The Supreme Court issued a decision today in Husted v. A. Phillip Randolph Institute, a case involving Ohio’s voter list maintenance policies. By a 5-4 vote, the Court upheld Ohio’s policy of removing ineligible and outdated voters from it rolls. The majority concluded that the practice under challenge – which cancels the registration of voters who do not go to the polls and who don’t respond to a notice – does not violate the National Voter Registration Act of 1993 (NVRA) and the Help America Vote Act.
This is a major victory for election integrity. As the majority (per Justice Alito) noted, it is estimated that roughly one in eight voter registrations is “either invalid or significantly inaccurate” and that 2.75 million people are registered to vote in more than one state.
The Court’s decision is clearly correct. The NVRA specifically allows states to remove, on change of residence grounds, a registered would-be voter who does not vote, who then fails to respond to a notice, and who then fails to vote in any election during the period covering the next two general federal elections. As Justice Alito explained, the Ohio practice at issue “follows the [NVRA] to the letter,” it being “undisputed that Ohio does not remove a registrant on change-of-residence grounds unless the registrant is sent, and fails to mail back a return card, and then fails to vote for an additional four years.”
The majority rejected the silly argument that because Ohio uses the absence of “voter activity” to trigger the removal process, it violates the requirement that a state purge “shall not result in the removal of the name of any person . . . by reason of the person’s failure to vote.” Ohio does not run afoul of this prohibition because using non-voting to trigger the process is not the same thing as removing voters by reason of not voting. Ohio requires more than mere non-voting, so a person can not vote and still remain registered.
Justice Breyer wrote a dissent that, as Justice Alito points out, has lots to do with his disagreement with Congress about the wisdom of reliance on the returning a card, and little to do with the law Congress passed. As Alito explained, the Court has “no authority to second-guess Congress” or to decide whether Ohio’s practice is the best way to keep its voter rolls current. “The only question before us,” he concluded, is whether the practice “violates federal law.” Plainly, it does not.
Justice Sotomayor wrote a separate dissent to complain that the Court’s decision will have a disproportionate effect on the poor, the elderly, and minorities.

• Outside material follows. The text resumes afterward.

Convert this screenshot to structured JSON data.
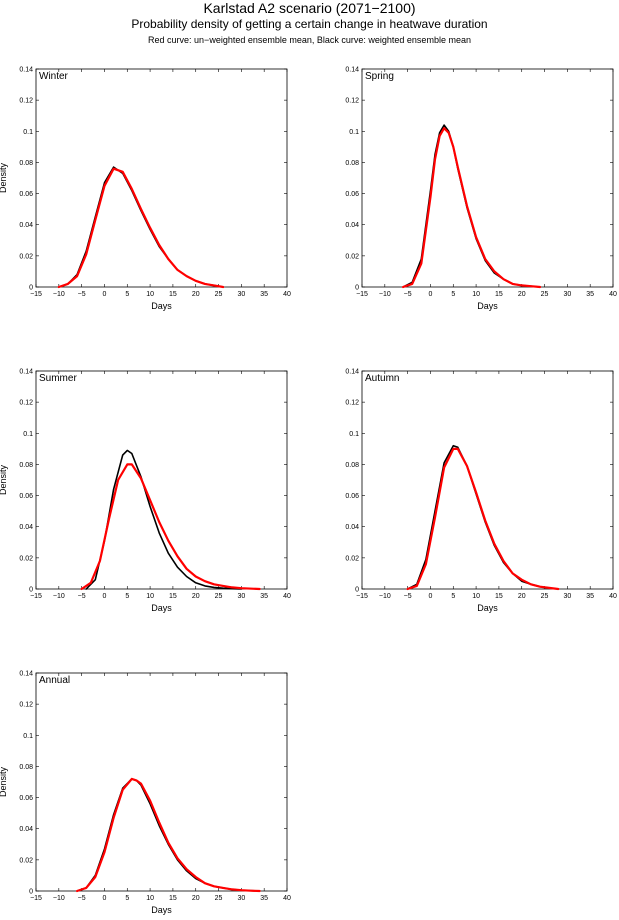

That’s possible, but only if they fail to return their card and fail to vote for six years.
Absent evidence that Ohio’s rules are based on discriminatory intent — and none was presented — Ohio shouldn’t be estopped from attempts, in compliance with federal statutes, to maintain the integrity of its registrations rolls merely because members of certain groups may be unwilling, disproportionately, to take the simple measures needed to stay eligible.
Justice Thomas wrote a concurrence. He argued that the attack on Ohio’s procedure should be rejected for the additional reason that it is based on an interpretation of the NVRA that would raise significant constitutional concerns, namely concerns that states’ authority over federal elections is being usurped.
These concerns would stem from the Constitution’s Qualifications Clause, Article 1, Section 2, clause 1, along with the Seventeenth Amendment.
No other Justice joined Thomas’ opinion, perhaps because the question it raised was not necessary to uphold Ohio’s rule.
In any event, today’s ruling empowers local officials to ensure the most accurate and reliable voter rolls possible. It’s a good win.